The 1% rule is an informal rule of thumb frequently used in real estate investing to determine the amount of rental income required to meet or exceed the expenses associated with owning an investment property. The rule provides a simple way to ensure that the property is likely to be cash flow-positive, assuming selling price and market rent. Through the application of the 1% rule, investors can have access to better property options vs. properties that they should steer clear of.
Basics:
There is a general consensus that the monthly rental income from a property investment should fall on or above 1% of a property’s current asking price, while holding necessary repairs constant. This rule is a really fast and convenient guideline on the estimation of whether the property is potentially profitable. The property would be far better situated to be covering cash flow issues when a rental can approximate or exceed this 1% guideline, freeing up more money to pay those mortgage amounts and eventually realize a positive cash flow. That is, conversely, if the rental rate does not hit the psychological threshold of 1%, the property will not cash flow and there is likely no business deal to even contemplate.
How to Apply the 1% Rule?
The 1% rule could be used many times over in any real estate investment process. To start with, it can amount to a preliminary screening tool assessing candidate properties. This, an investor should be able to quickly do for every candidate property: apply the 1% rule in checking whether it is worth a closer look; that is, further analysis. By further analysis, it necessarily means more in-depth financial projections and reviews, property condition reviews, and location reviews.
Yet another application of the 1% rule in practice can be seen in finding the right rent price for a vacant property. As is always the case, local market conditions and comparable rents need to be considered, but the rule itself offers a jumping-off point for the rent level likely to cover your mortgage and other expenses.
The 1% Rule in Action:
One valuable rule used is the 1% rule for a really rough idea of a property’s cash flow abilities. A property consistent with the rule highly likely has a positive cash flow, other things held constant, including the rate of repairs and management through fees. On the contrary, a property not meeting the 1% rule may potentially have a negative cash flow, which might put financial stress on an investor.
The 1% rule is sort of a litmus test that most cash flow investors perform. If a property doesn’t pass, they will consider it non-viable for investment and move on to another with better potential for cash flow.

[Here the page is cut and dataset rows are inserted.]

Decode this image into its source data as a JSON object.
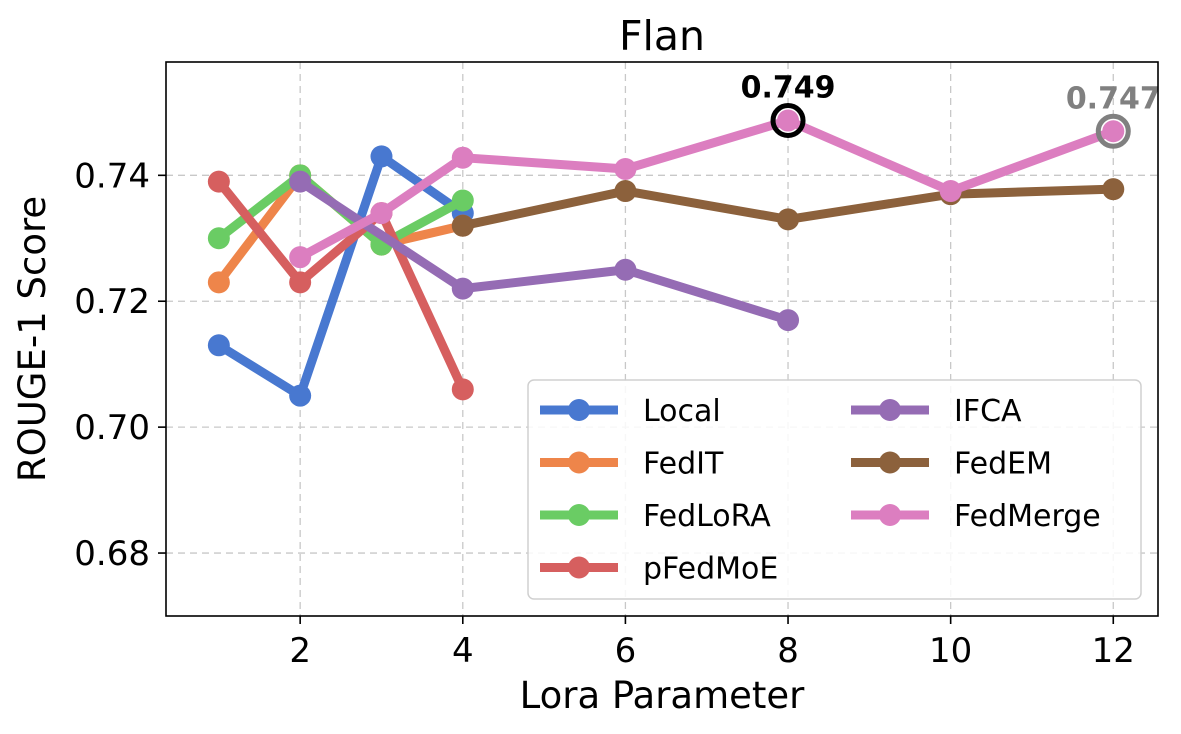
{
  "chart_data": {
    "type": "line",
    "title": "Flan",
    "xlabel": "Lora Parameter",
    "ylabel": "ROUGE-1 Score",
    "xlim": [
      0.35,
      12.55
    ],
    "ylim": [
      0.67,
      0.758
    ],
    "xticks": [
      2,
      4,
      6,
      8,
      10,
      12
    ],
    "xtick_labels": [
      "2",
      "4",
      "6",
      "8",
      "10",
      "12"
    ],
    "yticks": [
      0.68,
      0.7,
      0.72,
      0.74
    ],
    "ytick_labels": [
      "0.68",
      "0.70",
      "0.72",
      "0.74"
    ],
    "grid": true,
    "legend_position": "lower-right",
    "series": [
      {
        "name": "Local",
        "color": "#4878d0",
        "x": [
          1,
          2,
          3,
          4
        ],
        "y": [
          0.713,
          0.705,
          0.743,
          0.734
        ]
      },
      {
        "name": "FedIT",
        "color": "#ee854a",
        "x": [
          1,
          2,
          3,
          4
        ],
        "y": [
          0.723,
          0.74,
          0.729,
          0.732
        ]
      },
      {
        "name": "FedLoRA",
        "color": "#6acc64",
        "x": [
          1,
          2,
          3,
          4
        ],
        "y": [
          0.73,
          0.74,
          0.729,
          0.736
        ]
      },
      {
        "name": "pFedMoE",
        "color": "#d65f5f",
        "x": [
          1,
          2,
          3,
          4
        ],
        "y": [
          0.739,
          0.723,
          0.734,
          0.706
        ]
      },
      {
        "name": "IFCA",
        "color": "#956cb4",
        "x": [
          2,
          4,
          6,
          8
        ],
        "y": [
          0.739,
          0.722,
          0.725,
          0.717
        ]
      },
      {
        "name": "FedEM",
        "color": "#8c613c",
        "x": [
          4,
          6,
          8,
          10,
          12
        ],
        "y": [
          0.732,
          0.7375,
          0.733,
          0.737,
          0.7378
        ]
      },
      {
        "name": "FedMerge",
        "color": "#dc7ec0",
        "x": [
          2,
          3,
          4,
          6,
          8,
          10,
          12
        ],
        "y": [
          0.727,
          0.734,
          0.7428,
          0.741,
          0.7487,
          0.7375,
          0.747
        ]
      }
    ],
    "annotations": [
      {
        "text": "0.749",
        "x": 8,
        "y": 0.7487,
        "color": "#000000"
      },
      {
        "text": "0.747",
        "x": 12,
        "y": 0.747,
        "color": "#808080"
      }
    ]
  }
}
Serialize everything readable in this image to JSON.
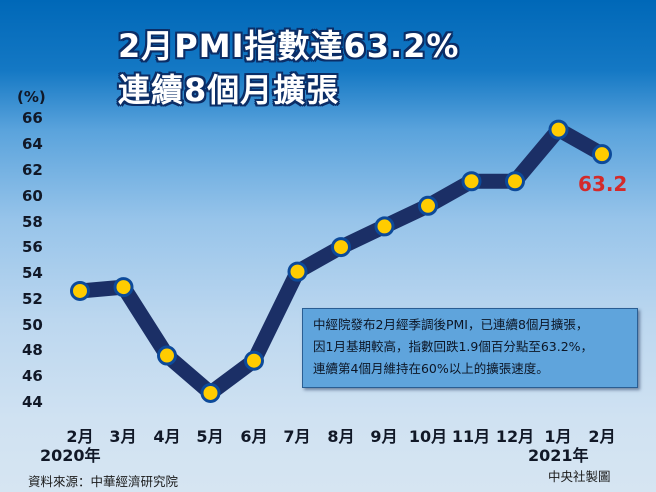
{
  "title": {
    "line1": "2月PMI指數達63.2%",
    "line2": "連續8個月擴張"
  },
  "y_unit": "(%)",
  "y_ticks": [
    "66",
    "64",
    "62",
    "60",
    "58",
    "56",
    "54",
    "52",
    "50",
    "48",
    "46",
    "44"
  ],
  "x_ticks": [
    "2月",
    "3月",
    "4月",
    "5月",
    "6月",
    "7月",
    "8月",
    "9月",
    "10月",
    "11月",
    "12月",
    "1月",
    "2月"
  ],
  "years": {
    "start": "2020年",
    "end": "2021年"
  },
  "last_value_label": "63.2",
  "annotation": {
    "lines": [
      "中經院發布2月經季調後PMI，已連續8個月擴張，",
      "因1月基期較高，指數回跌1.9個百分點至63.2%，",
      "連續第4個月維持在60%以上的擴張速度。"
    ]
  },
  "footer": {
    "source": "資料來源：中華經濟研究院",
    "credit": "中央社製圖"
  },
  "colors": {
    "line": "#1b2f66",
    "marker_fill": "#ffcc00",
    "marker_stroke": "#0d4a9a",
    "highlight": "#d42a2a"
  },
  "chart_data": {
    "type": "line",
    "title": "2月PMI指數達63.2% 連續8個月擴張",
    "xlabel": "",
    "ylabel": "(%)",
    "ylim": [
      44,
      66
    ],
    "grid": false,
    "legend": "none",
    "categories": [
      "2020年2月",
      "3月",
      "4月",
      "5月",
      "6月",
      "7月",
      "8月",
      "9月",
      "10月",
      "11月",
      "12月",
      "2021年1月",
      "2月"
    ],
    "series": [
      {
        "name": "PMI",
        "values": [
          52.6,
          52.9,
          47.6,
          44.7,
          47.2,
          54.1,
          56.0,
          57.6,
          59.2,
          61.1,
          61.1,
          65.1,
          63.2
        ]
      }
    ],
    "annotations": [
      "63.2"
    ]
  }
}
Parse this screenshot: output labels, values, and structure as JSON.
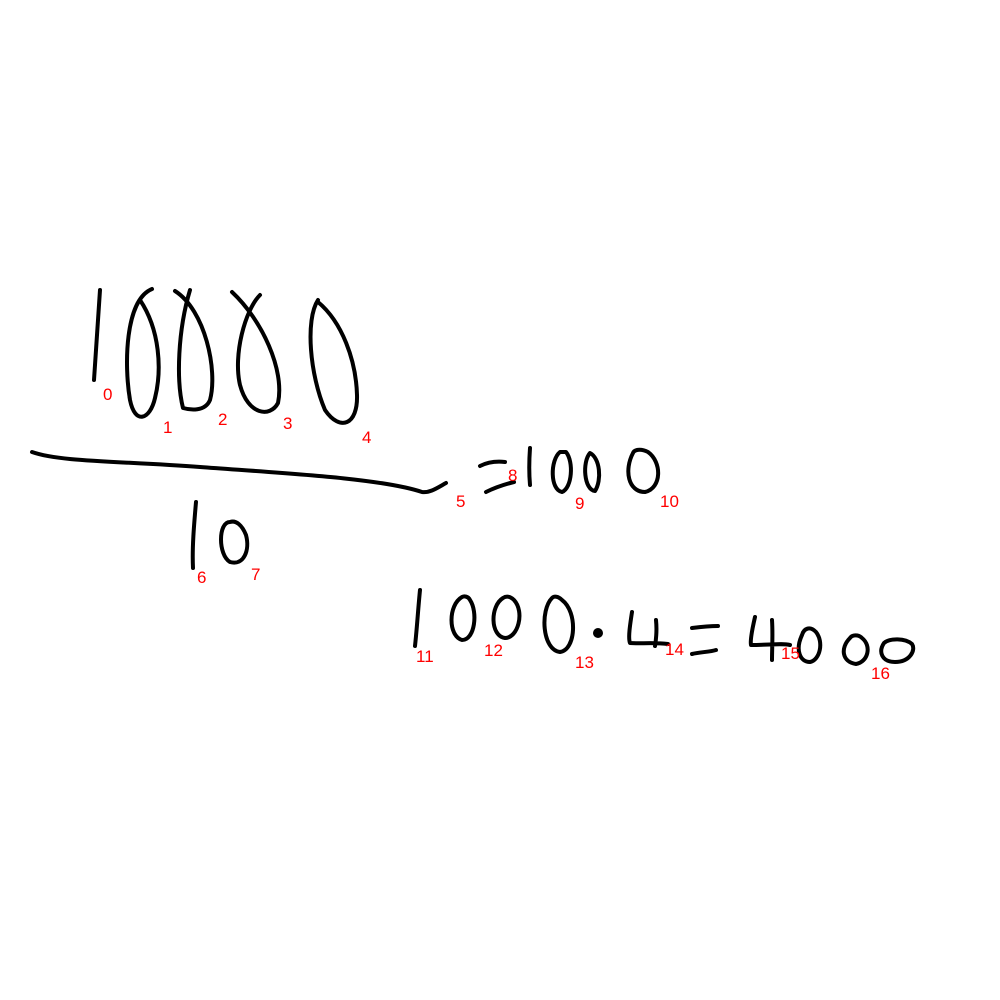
{
  "ink_color": "#000000",
  "label_color": "#ff0000",
  "background": "#ffffff",
  "stroke_labels": [
    "0",
    "1",
    "2",
    "3",
    "4",
    "5",
    "6",
    "7",
    "8",
    "9",
    "10",
    "11",
    "12",
    "13",
    "14",
    "15",
    "16"
  ]
}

Limitations and Considerations:
As useful as the 1% rule can be, it is not free from limitations. Real estate markets are so varied, and at times, this rule may not be applicable. For instance, in high-cost areas, it might be problematic to find such conforming properties although still remaining profitable. Nor does the formula take into account other important variables, such as property taxes, insurance, or maintenance, which may impact the overall profit or loss a property incurs.
Investors should also consider other real estate rules and calculations beyond the 1% rule, though. As just one instance, there is the 50% rule, which suggests that, on average, non-mortgage expenses need to reflect 50% of collected rent. In the flip niche, the 70% rule explains that an investor should not buy if the potential flip property price is higher than 70% of the After Repair Value. This additional measure joins the others in an even better measurement of a property’s potential profitability.
Conclusion:
The 1% rule applies and is supposed to very quickly let an investor know whether an investment rental is more likely than not to produce a positive cash flow. It should not be a deal killer; instead, it should be the starting point that influences the analysis in determining the price to rent your property. The 1% rule, together with other criteria for owning real estate and the overall analysis of a property in terms of its condition and market conditions, make an investor come up with very informed, very low-risk decisions, thereby increasing his chances of success in the real estate market.